Der Begriff Prostituierte ist neutral, nicht abwertend und kann auch im professionellen Umfeld verwendet werden.
Escort
Der Begriff Escort stammt aus dem französischen Militär-Vokabular des 16. Jahrhunderts und bezeichnete ursprünglich “eine bewaffnete Wache”. Später wurde der Begriff auf “Sicherheit auf Reisen oder einem Ausflug” erweitert. In den 1930er Jahren trat dann die Transformation zur Bedeutung “Eine Person, die eine andere zu einem gesellschaftlichen Anlass begleitet” auf. Die Verwendung von Escort als Begriff für eine Person, die (auch) sexuelle Dienstleistungen im Rahmen der Begleitung anbietet, ist auf die späten 1970er Jahre zurückdatierbar.

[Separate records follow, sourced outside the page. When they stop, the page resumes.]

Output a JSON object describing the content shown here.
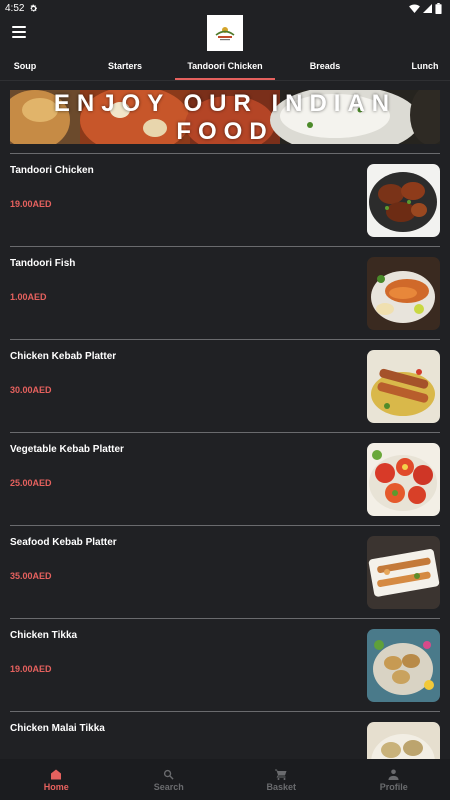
{
  "status": {
    "time": "4:52"
  },
  "tabs": [
    {
      "label": "Soup"
    },
    {
      "label": "Starters"
    },
    {
      "label": "Tandoori Chicken",
      "active": true
    },
    {
      "label": "Breads"
    },
    {
      "label": "Lunch"
    }
  ],
  "banner": {
    "line1": "ENJOY OUR INDIAN",
    "line2": "FOOD"
  },
  "items": [
    {
      "name": "Tandoori Chicken",
      "price": "19.00AED"
    },
    {
      "name": "Tandoori Fish",
      "price": "1.00AED"
    },
    {
      "name": "Chicken Kebab Platter",
      "price": "30.00AED"
    },
    {
      "name": "Vegetable Kebab Platter",
      "price": "25.00AED"
    },
    {
      "name": "Seafood Kebab Platter",
      "price": "35.00AED"
    },
    {
      "name": "Chicken Tikka",
      "price": "19.00AED"
    },
    {
      "name": "Chicken Malai Tikka",
      "price": ""
    }
  ],
  "nav": {
    "home": "Home",
    "search": "Search",
    "basket": "Basket",
    "profile": "Profile"
  },
  "colors": {
    "accent": "#e5615e",
    "background": "#202124",
    "navbar": "#1b1c1f"
  }
}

Der Begriff Escort ist wertungsfrei und wird im aktuellen Sprachgebrauch zumeist für hochpreisige Begleitdamen verwendet.
Hure
Hure ist ein aus dem indogermanischen stammender Begriff für Prostituierte, der seit dem 8. Jahrhundert im Deutschen belegt ist. Der Begriff Hure stammt vom indogermanischen kāro- ab, was „lieb“ oder „begehrt“ bedeutet. Über das althochdeutsche „huora“ und das mittelhochdeutsche „huore“ entwickelte sich das Wort „Hure“ als Bezeichnung für eine Frau, die sexuelle Handlungen gegen Entgelt vornimmt. Übrigens: „Huor“ wurde im althochdeutschen Sprachgebrauch nicht nur für Prostitution, sondern für außerehelichen Geschlechtsverkehr im allgemeinen gebraucht. Heute wird der Begriff Hure zumeist salopp abwertend, häufig auch diskriminierend verwendet. Sicherlich kennst du auch die Betitelung von Frauen als Hure, die außerehelich oder recht wahllos mit Männern verkehren. Von einigen Prostituierten wird Hure auch als Eigenbezeichnung für ihren Job verwendet.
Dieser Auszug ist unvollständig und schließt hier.